You also can find the regex with the example here. As you can see on that page, it finds one big match, instead of multiple smaller matches. I assume that you need the Question and Answer texts for two matches, because Question 2, for example, means both the end of the match of Answer 1, and the start of the match of Question 2. How can I get the questions and the answers itself correctly, so that I can put it in a dictionary (including the last answer, after which no new 'Question X' follows), as shown in the example dictionary?

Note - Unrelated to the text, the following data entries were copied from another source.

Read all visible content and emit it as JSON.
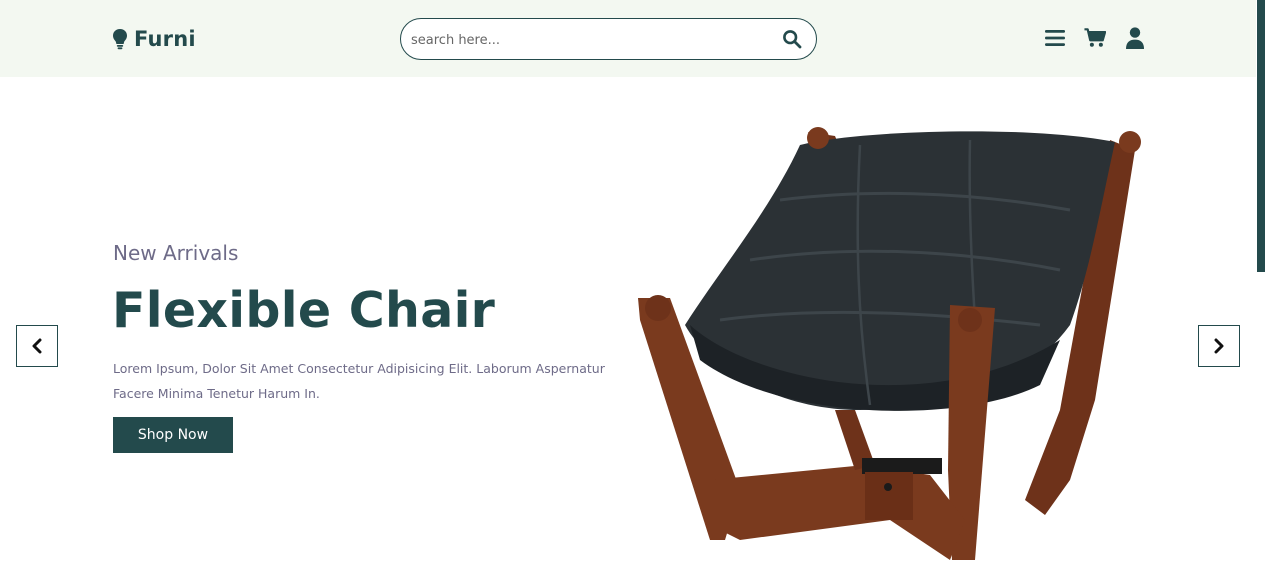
{
  "header": {
    "logo_text": "Furni",
    "logo_icon": "lightbulb-icon",
    "search": {
      "placeholder": "search here...",
      "value": ""
    },
    "icons": [
      "menu-icon",
      "cart-icon",
      "user-icon"
    ]
  },
  "hero": {
    "eyebrow": "New Arrivals",
    "title": "Flexible Chair",
    "description": "Lorem Ipsum, Dolor Sit Amet Consectetur Adipisicing Elit. Laborum Aspernatur Facere Minima Tenetur Harum In.",
    "button_label": "Shop Now"
  },
  "slider": {
    "prev_icon": "chevron-left-icon",
    "next_icon": "chevron-right-icon"
  },
  "colors": {
    "brand": "#234a4c",
    "header_bg": "#f3f8f1",
    "muted_text": "#6e6b88",
    "wood": "#7a3a1e",
    "leather": "#2b3135"
  }
}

If there is a question followed by an answer, you don't have to use the alternation |, but you can first match Question and then match Answer
\bQuestion\s+\d+\s+(\S.*?)\s+Answer\s+\d+\s+(\S.*?)\s*(?=Question|$)
\bQuestion\s+\d+\s+ Match Question followed by 1+ digits between whitespace chars
(\S.*?) Capture group 1, match at least a single non whitespace char
\s+Answer\s+\d+\s+ Match Answer followed by 1+ digits between whitespace chars
(\S.*?) Capture group 2, match at least a single non whitespace char
\s*(?=Question|$) Match optional whitespace char asserting either another question to the right or the end of the string in case of the last question
Then you could for example use re.findall to get the group 1 and group 2 values and fill a dictionary.
Regex demo | Python demo
import re
dict = {}
regex = r"\bQuestion\s+\d+\s+(\S.*?)\s+Answer\s+\d+\s+(\S.*?)\s*(?=Question|$)"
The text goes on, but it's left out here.